Arguably, a repatriation of skulls and other human remains to their places of origin is by now not only a matter of political consideration or “moral obligations” but in the act of becoming “legally required”. It will be up to the courts to provide clarification with respect to the potential conflicts of an emerging field of customary law with the host states’ national laws against restitution, allegedly protecting “acquired property rights” of their institutions and collections. For example, by a law of 4 January 2002, France prohibited the transfer of ownership of a collection with regard to the principle of “public domain”. Likewise, German authorities, when confronted with claims for a repatriation of the Namibian skulls, argued that there were no rules whatsoever in place as to how to deal with human remains. 9 In the absence of political surveillance by the German government, officials at German institutions asserted that they had not the competence to give away property housed in their institutions without a legal basis to do so.

c)     Against this background, another important reference field to anticipate future developments are recent debates about a more co-operative handling of conflicting claims to cultural property. Terms like “joint ownership” or “shared heritage” invite us to rethink the established protection mechanisms and to think beyond property rights.

Arguments in favor of a more collaborative notion of cultural property can be derived from a tendency towards a more human rights charged system for the protection of cultural practices.10 For example, the UNESCO Universal Declarations on Cultural Diversity of 2001 and the Declaration on the Rights of Indigenous Peoples of 2007 reflect a more identity-based interpretation of cultural heritage. A right “to take part in cultural life” is guaranteed by Article 15 of the International Covenant on Economic, Social and Cultural Rights which currently boasts 164 contracting states. This includes positive action such as “access to and preservation of cultural goods” on the basis of equality.11

Facilitating access to cultural property, encouraging research and allowing objects to be loaned on a non-discriminatory basis could, for example, constitute some elements of a more human rights oriented perspective on the “use” of cultural property for the benefit of a larger group of stakeholders. But, would this suffice to make a clear statement against the de-contextualization of looted art and against a “controlled representation of societies”,12 which – at the same time – are kept at distance?

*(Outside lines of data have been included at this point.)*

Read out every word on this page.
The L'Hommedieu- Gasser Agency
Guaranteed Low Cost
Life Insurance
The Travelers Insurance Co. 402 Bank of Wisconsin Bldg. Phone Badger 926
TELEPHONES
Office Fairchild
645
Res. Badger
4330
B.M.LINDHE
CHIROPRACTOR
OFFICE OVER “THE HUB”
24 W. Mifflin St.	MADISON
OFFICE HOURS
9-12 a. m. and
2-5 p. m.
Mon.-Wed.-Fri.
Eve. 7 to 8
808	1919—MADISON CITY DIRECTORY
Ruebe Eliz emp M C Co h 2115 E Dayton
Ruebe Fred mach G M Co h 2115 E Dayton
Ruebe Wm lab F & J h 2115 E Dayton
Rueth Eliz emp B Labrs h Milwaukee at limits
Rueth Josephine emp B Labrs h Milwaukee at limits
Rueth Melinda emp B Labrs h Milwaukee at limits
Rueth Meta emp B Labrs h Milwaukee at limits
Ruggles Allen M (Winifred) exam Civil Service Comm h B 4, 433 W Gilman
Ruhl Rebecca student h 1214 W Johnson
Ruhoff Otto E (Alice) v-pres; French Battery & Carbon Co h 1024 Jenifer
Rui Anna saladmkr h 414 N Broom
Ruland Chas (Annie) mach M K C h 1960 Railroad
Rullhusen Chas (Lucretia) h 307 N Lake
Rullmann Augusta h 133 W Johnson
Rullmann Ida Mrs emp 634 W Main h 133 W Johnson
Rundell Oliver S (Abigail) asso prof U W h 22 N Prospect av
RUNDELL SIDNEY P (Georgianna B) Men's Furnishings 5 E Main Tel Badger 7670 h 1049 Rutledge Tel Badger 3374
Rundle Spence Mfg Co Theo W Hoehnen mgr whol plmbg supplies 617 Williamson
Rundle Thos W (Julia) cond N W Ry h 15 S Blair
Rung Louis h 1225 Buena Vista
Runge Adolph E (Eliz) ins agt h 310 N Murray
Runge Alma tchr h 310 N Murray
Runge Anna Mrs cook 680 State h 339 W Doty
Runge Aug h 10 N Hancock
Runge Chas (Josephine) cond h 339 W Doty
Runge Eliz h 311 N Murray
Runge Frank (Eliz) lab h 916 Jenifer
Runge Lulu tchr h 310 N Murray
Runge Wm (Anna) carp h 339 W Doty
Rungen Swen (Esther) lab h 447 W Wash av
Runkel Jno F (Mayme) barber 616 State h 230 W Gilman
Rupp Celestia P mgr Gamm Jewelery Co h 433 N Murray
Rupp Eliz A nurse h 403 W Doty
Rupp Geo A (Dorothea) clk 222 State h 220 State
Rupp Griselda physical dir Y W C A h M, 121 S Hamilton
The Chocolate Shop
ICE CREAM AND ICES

A theoretical debate about concepts of a “shared heritage” should in any case avoid to be (mis)used as a source for catchphrases that also attract free riders. When making public the fact that German host institutions of looted artefacts are aiming at an “intense and sustainable communication with source communities of collections, with cultural scholars, artists and representatives of indigenous groups”,13 this will – in linguistic terms – also meet the approval by artists committed to reconstruct “the universal language that cuts across boundaries – real and imagined” after the theft of approximately 4000 Benin artefacts.14 In fact, however, both are likely to approach the issue of deconstruction of property rights from different directions. Protagonists of Western museums lobbying against “national retentionist cultural policies”15 of the UNESCO framework apparently do not take into account communities whose art was already subject to “free trade” and is now stored in boxes or in depots and which has often not been put on display for decades. Mali’s former Minister of Culture, Aminata Traoré, summarized this contradiction: “Thus our works of art have the right to citizenship in place where we, by and large, have no right to residency.”16

Concepts for a „shared heritage“ of cultural commons, not much different from natural commons, can only protect themselves against the misuse of political power with an adequate framework for interaction ensuring equality.17 As long as good arguments and strong cases for restitution and repatriation exist, there will be no need to give up rights in exchange for mere expectations.